Si le géant mise dorénavant sur le gaz, 80 % de sa production reste pétrolière. Ici, le site du projet Moho Nord, à 75 km au large de Pointe-Noire, au Congo. © Damien Malfère

Avec le rachat des actifs de la major américaine Anadarko, le géant français de hydrocarbures Total prépare son avenir sur le continent. Un futur orienté vers le gaz et tourné vers des pays non francophones.

Nommé le 1er juillet 2019 président de la branche exploration-production de Total pour l’Afrique subsaharienne, le Français Nicolas Terraz a pris son temps avant d’accorder sa première interview – à Jeune Afrique –, au début de ce mois. Auparavant patron de la filiale nigériane de Total, auréolé de l’entrée en production du projet Egina en décembre 2018, le « patron Afrique » – même s’il n’a pas le nord du continent sous sa coupe – arrive à la tête d’une région clé pour son groupe. Celle-ci représente à elle seule près d’un quart de la production d’hydrocarbures du géant pétrolier – 705 000 équivalent barils par jour en 2019 –, mais aussi 35 % de son budget d’exploration prévu pour 2020, soit quelque 450 millions de dollars.

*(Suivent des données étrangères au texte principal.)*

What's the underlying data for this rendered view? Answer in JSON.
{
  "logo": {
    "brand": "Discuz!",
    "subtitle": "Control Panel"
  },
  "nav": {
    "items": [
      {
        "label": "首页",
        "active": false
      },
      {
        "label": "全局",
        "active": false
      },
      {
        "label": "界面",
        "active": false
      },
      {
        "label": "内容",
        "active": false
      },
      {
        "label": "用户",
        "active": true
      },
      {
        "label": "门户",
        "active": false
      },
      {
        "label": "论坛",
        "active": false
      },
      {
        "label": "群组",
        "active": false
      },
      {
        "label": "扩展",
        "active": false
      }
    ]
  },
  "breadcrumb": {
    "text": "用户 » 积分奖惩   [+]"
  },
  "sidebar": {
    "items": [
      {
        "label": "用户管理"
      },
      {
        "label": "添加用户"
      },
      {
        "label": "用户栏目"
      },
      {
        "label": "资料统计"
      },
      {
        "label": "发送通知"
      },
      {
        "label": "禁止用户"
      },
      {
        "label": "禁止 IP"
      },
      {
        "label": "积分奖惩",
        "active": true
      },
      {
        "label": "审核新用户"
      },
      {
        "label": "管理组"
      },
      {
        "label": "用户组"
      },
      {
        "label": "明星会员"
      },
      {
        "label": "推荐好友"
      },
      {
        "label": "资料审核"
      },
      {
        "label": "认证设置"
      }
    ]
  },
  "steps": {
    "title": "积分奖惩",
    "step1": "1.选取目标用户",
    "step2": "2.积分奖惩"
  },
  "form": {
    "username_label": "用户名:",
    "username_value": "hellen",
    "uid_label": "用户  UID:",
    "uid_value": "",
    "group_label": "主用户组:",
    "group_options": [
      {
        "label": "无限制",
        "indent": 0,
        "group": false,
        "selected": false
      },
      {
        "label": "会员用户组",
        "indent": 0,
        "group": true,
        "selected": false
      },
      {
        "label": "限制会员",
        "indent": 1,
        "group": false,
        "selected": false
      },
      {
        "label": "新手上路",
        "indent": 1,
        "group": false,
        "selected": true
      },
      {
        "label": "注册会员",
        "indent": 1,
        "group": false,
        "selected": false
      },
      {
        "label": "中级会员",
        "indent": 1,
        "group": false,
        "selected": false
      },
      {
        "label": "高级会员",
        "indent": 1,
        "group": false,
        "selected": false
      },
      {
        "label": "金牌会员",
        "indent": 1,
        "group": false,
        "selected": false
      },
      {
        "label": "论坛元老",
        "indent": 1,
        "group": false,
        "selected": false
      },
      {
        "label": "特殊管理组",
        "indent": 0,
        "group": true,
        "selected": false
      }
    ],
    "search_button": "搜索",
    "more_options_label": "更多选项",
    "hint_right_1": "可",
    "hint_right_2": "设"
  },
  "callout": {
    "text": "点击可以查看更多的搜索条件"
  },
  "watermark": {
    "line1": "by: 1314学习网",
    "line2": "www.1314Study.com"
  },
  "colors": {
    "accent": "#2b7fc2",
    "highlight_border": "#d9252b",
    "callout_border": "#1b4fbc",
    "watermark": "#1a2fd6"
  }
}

Le polytechnicien de 50 ans, passé comme son patron, Patrick Pouyanné, par le Massachusetts Institute of Technology (MIT) et le ministère français de l’Industrie, est entré chez Total en 2001. Il y a entamé rapidement une carrière internationale, au Moyen-Orient (au Qatar notamment) puis en Asie (en Birmanie), puis est revenu au siège parisien pour prendre des responsabilités dans l’équipe de validation de nouveaux projets, avant de repartir, enfin, à Abuja.

Priorité sur le dossier Anadarko

Il le reconnaît lui-même, en dehors du Nigeria, ces trois dernières années, et du Congo pour étudier de nouvelles possibilités extractives, il connaissait assez mal le continent. Après sa prise de fonctions, il a donc réalisé une tournée dans les seize pays africains où Total E&P est présent, dont la moitié avec des projets en production ou en développement, et l’autre où il mène des activités d’exploration.

Il y a rencontré les équipes d’ingénieurs et de techniciens mais aussi les dirigeants politiques, notamment les présidents Denis Sassou Nguesso (Congo), Yoweri Museveni (Ouganda), Filipe Nyusi (Mozambique) et Muhammadu Buhari (Nigeria). Pour ces rencontres cruciales, il était quelquefois accompagné de son prédécesseur Guy Maurice, parti à la retraite en septembre 2019, parfois par Patrick Pouyanné, notamment au Nigeria et en Ouganda, à la fin de novembre. Le Franco-Sénégalais Momar Nguer, patron de la division marketing & services (4 500 stations-service sur le continent) jusqu’au 31 décembre dernier et toujours conseiller stratégique de Patrick Pouyanné, a également contribué à mettre de l’huile dans les rouages.

Mais si Nicolas Terraz s’est fait aussi discret lors de ses premiers mois en tant que patron Afrique, c’est surtout parce qu’il devait gérer deux dossiers sensibles : l’intégration au portefeuille des actifs africains de l’américain Anadarko, rachetés en 2019 pour 7,8 milliards d’euros ; et le sort du projet pétrolier ougandais du lac Albert – qui représente près de 10 milliards de dollars d’investissements –, annoncé comme le premier grand projet africain lancé depuis la chute des cours du brut à la mi-2014.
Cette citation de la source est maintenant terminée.